Surowe i nieuchronne kary

Dodatkowym bodźcem do reagowania na pijanych kierowców są zaostrzone kary za prowadzenie pojazdów po spożyciu alkoholu oraz za spowodowanie wypadku pod jego wpływem. Już po pierwszych czterech miesiącach od wprowadzenia nowych przepisów widać, że odnoszą one wymierny skutek.
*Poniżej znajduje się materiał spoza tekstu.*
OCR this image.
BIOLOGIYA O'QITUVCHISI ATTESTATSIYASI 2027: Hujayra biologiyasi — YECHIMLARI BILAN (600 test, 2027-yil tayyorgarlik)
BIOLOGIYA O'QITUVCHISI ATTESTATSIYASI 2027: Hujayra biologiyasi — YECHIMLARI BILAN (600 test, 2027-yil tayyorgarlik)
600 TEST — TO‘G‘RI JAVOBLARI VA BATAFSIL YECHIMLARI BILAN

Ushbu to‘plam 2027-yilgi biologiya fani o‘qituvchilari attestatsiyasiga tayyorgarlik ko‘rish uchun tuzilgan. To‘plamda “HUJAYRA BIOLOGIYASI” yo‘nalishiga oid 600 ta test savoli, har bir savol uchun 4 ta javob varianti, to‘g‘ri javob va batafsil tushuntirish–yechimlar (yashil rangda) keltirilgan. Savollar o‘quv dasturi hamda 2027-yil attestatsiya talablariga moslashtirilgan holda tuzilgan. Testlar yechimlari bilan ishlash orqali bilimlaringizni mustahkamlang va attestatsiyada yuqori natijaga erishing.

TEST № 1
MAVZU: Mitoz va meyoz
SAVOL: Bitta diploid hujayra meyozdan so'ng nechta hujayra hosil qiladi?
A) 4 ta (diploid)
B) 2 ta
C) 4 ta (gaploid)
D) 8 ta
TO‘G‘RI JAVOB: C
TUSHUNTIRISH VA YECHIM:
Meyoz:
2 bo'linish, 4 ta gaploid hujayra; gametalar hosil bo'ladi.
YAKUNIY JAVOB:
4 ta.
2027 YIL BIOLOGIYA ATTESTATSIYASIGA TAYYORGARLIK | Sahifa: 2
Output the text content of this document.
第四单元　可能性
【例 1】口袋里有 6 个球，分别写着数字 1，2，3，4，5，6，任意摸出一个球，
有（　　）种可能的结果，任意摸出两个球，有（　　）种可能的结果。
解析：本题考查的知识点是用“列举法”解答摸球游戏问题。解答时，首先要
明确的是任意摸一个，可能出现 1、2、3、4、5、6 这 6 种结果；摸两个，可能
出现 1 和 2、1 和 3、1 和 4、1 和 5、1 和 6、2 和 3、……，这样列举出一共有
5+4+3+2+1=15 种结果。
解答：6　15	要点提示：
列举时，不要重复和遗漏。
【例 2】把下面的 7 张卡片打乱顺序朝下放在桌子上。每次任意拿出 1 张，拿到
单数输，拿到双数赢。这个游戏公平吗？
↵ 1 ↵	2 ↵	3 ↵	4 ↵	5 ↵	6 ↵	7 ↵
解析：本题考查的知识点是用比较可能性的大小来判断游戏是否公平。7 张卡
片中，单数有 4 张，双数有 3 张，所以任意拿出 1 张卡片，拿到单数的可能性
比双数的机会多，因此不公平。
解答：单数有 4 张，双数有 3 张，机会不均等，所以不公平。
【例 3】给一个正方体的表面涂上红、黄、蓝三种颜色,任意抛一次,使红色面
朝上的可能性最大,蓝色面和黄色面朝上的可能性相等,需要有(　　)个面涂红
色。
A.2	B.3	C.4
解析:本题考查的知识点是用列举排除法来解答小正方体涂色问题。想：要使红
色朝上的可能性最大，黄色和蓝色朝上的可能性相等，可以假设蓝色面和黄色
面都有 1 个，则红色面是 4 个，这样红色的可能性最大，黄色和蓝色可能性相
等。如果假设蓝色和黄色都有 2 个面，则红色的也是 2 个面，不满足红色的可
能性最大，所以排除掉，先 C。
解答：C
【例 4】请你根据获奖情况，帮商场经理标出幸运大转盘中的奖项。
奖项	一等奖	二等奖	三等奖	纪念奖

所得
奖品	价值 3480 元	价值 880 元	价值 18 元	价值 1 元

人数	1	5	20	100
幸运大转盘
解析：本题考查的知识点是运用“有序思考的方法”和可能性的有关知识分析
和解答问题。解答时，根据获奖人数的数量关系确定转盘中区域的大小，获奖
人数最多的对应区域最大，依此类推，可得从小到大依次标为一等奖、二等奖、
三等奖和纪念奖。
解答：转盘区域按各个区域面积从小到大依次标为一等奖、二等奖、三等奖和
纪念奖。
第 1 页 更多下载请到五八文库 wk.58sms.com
Od 18 maja do 30 września w porównaniu do analogicznego okresu w roku ubiegłym, liczba wypadków drogowych spowodowanych przez nietrzeźwych kierujących spadła o ponad 30%, a liczba ofiar śmiertelnych tych wypadków o ponad 35%.

Nowe przepisy podwyższyły czas, na jaki orzekany jest zakaz prowadzenia pojazdów: dolną granicę z roku na trzy lata i górną – z dziesięciu na 15 lat. Recydywistom prawo jazdy zabierane jest dożywotnio. Wprowadzono również obowiązkowe kary finansowe dla kierujących pojazdem w stanie nietrzeźwości. Sąd obligatoryjnie stosuje grzywnę w wysokości 5 tys. zł w przypadku osoby, którą na prowadzeniu pojazdu pod wpływem alkoholu przyłapano po raz pierwszy oraz co najmniej 10 tys. zł dla recydywistów. Świadczenia te trafiają na konto Funduszu Pomocy Pokrzywdzonym oraz Pomocy Postpenitencjarnej. Do polskiego systemu prawnego wprowadzono również nowy środek – blokadę alkoholową. Po okresie co najmniej dziesięciu lat obowiązywania zakazu prowadzenia pojazdów sąd będzie mógł zmodyfikować orzeczony wcześniej zakaz i dopuścić sprawcę do prowadzenia pojazdów, ale tylko tych wyposażonych w blokadę. Ponadto wyrok zawierający m.in. imię i nazwisko sprawcy zostaje podany do publicznej wiadomości.